In [61]:
"""Tokenisation in Spacy"""

'Tokenisation in Spacy'

In [3]:
import spacy

In [4]:
"""loading the model """

nlp = spacy.load("en_core_web_sm")

In [5]:
doc = nlp(u'Tesla is looking at buying U.S startup for $6 million')

In [7]:
for token in doc:
    print(token)

Tesla
is
looking
at
buying
U.S
startup
for
$
6
million


In [8]:
for token in doc:
    print(token.text, token.pos_, token.dep_)
    #dep_ stands for syntatic dependency.

Tesla PROPN nsubj
is VERB aux
looking VERB ROOT
at ADP prep
buying VERB pcomp
U.S PROPN compound
startup NOUN dobj
for ADP prep
$ SYM quantmod
6 NUM compound
million NUM pobj


In [9]:
nlp.pipeline

[('tagger', <spacy.pipeline.pipes.Tagger at 0x1121250b8>),
 ('parser', <spacy.pipeline.pipes.DependencyParser at 0x1227f83a8>),
 ('ner', <spacy.pipeline.pipes.EntityRecognizer at 0x1227f8408>)]

In [None]:
"""Here 'ner' stands for named entity recognition"""
"""parsing in NLP is the process of determining the syntactic structure 
of a text"""

In [12]:
nlp.pipe_names

['tagger', 'parser', 'ner']

In [17]:
doc2=  nlp(u"tesla isn't    looking into startups anymore.")

In [18]:
for token in doc2:
    print(token.text, token.pos_, token.dep_)

tesla NOUN nsubj
is VERB ROOT
n't ADV neg
    SPACE 
looking VERB attr
into ADP prep
startups NOUN pobj
anymore ADV advmod
. PUNCT punct


In [None]:
"""Here we can see that even spaces are considered as token and spacy
knows that isn't is a combination os two words is(verb, root) and 
not(ADv, neg) """

In [23]:
doc[0].pos_

'PROPN'

In [21]:
spacy.explain('PROPN')

'proper noun'

In [26]:
doc[0].dep_, doc[0].lemma_, doc[0].tag_, doc[0].is_alpha, doc[0].is_stop

('nsubj', 'Tesla', 'NNP', True, False)

In [27]:
doc3 = nlp(u'Although commmonly attributed to John Lennon from his song "Beautiful Boy", \
the phrase "Life is what happens to us while we are making other plans" was written by \
cartoonist Allen Saunders and published in Reader\'s Digest in 1957, when Lennon was 17.')

In [28]:
life_quote = doc3[16:30]

In [29]:
print(life_quote)

"Life is what happens to us while we are making other plans"


In [37]:
type(life_quote)

spacy.tokens.span.Span

In [33]:
type(doc3)

spacy.tokens.doc.Doc

In [38]:
doc4 = nlp(u"This is the first sentence. This is the second sentence. This is the last sentence. ")

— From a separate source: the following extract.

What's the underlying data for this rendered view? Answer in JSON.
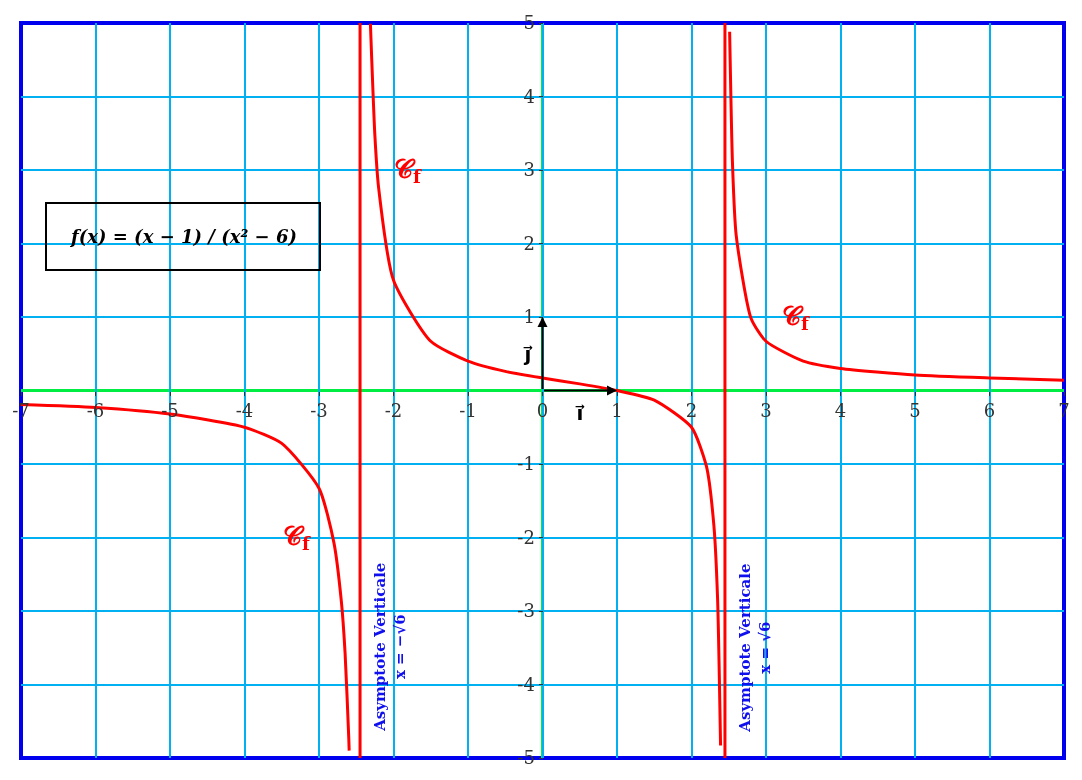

for sentence in doc4.sents:
    print(sentence)

This is the first sentence.
This is the second sentence.
This is the last sentence.


In [39]:
doc4[6].is_sent_start

True

In [42]:
doc4[7].is_sent_start 
# it's gonna return None

In [43]:
"""Tokenisation"""

'Tokenisation'

In [44]:
mystring = '" we\'re moving to L.A.!"'

In [46]:
print(mystring)

" we're moving to L.A.!"


In [50]:
doc5 = nlp(mystring)

In [51]:
for token in doc5:
    print(token)

"
we
're
moving
to
L.A.
!
"


In [52]:
doc6 = nlp(u"We're here to help! Send snail-mail, email support@oursite.com or visit us at http://www.oursite.com!")


In [53]:
for token in doc6:
    print(token)

We
're
here
to
help
!
Send
snail
-
mail
,
email
support@oursite.com
or
visit
us
at
http://www.oursite.com
!


In [54]:
doc7 = nlp("A 5km NYC cab ride costs $10.30")

In [56]:
for t in doc7:
    print(t)

A
5
km
NYC
cab
ride
costs
$
10.30


In [58]:
len(doc7)

9

In [62]:
"""named entity recogniton"""

'named entity recogniton'

In [68]:
doc8= nlp(u"Apple to build a Hong Kong factory for $6 million")

In [69]:
for token in doc8:
    print(token.text, end= " | ")

Apple | to | build | a | Hong | Kong | factory | for | $ | 6 | million | 

In [77]:
for entity in doc8.ents:
    print(entity)
    print(entity.label_)
    print(entity.label_ + " : " +str(spacy.explain(entity.label_)))
    print("\n")

Apple
ORG
ORG : Companies, agencies, institutions, etc.


Hong Kong
GPE
GPE : Countries, cities, states


$6 million
MONEY
MONEY : Monetary values, including unit




In [86]:
doc9 = nlp(u"My name is Pulkit Agrawal")


In [87]:
for chunk in doc9.noun_chunks:
    print(chunk)

My name
Pulkit Agrawal


In [89]:
for chunk in doc9.ents:
    print(chunk)
    print(chunk.label_)

Pulkit Agrawal
PERSON


In [90]:
"""Tokenisation visualised"""

'Tokenisation visualised'

In [91]:
from spacy import displacy

In [92]:
doc = nlp(u"Apple is going to build a U.K. factory got $6 million")


In [94]:
displacy.render(doc, style= "dep", jupyter = True, options = {'distance':110})

In [95]:
doc = nlp(u"Over the last quarter Apple sold nearly 20 thousand iPods for a profit of $6 million.")

In [97]:
displacy.render(doc, style= "ent", jupyter = True)

In [100]:
doc = nlp(u'this is a sentence')
displacy.serve(doc, style="dep")

  "__main__", mod_spec)



Using the 'dep' visualizer
Serving on http://0.0.0.0:5000 ...

Shutting down server on port 5000.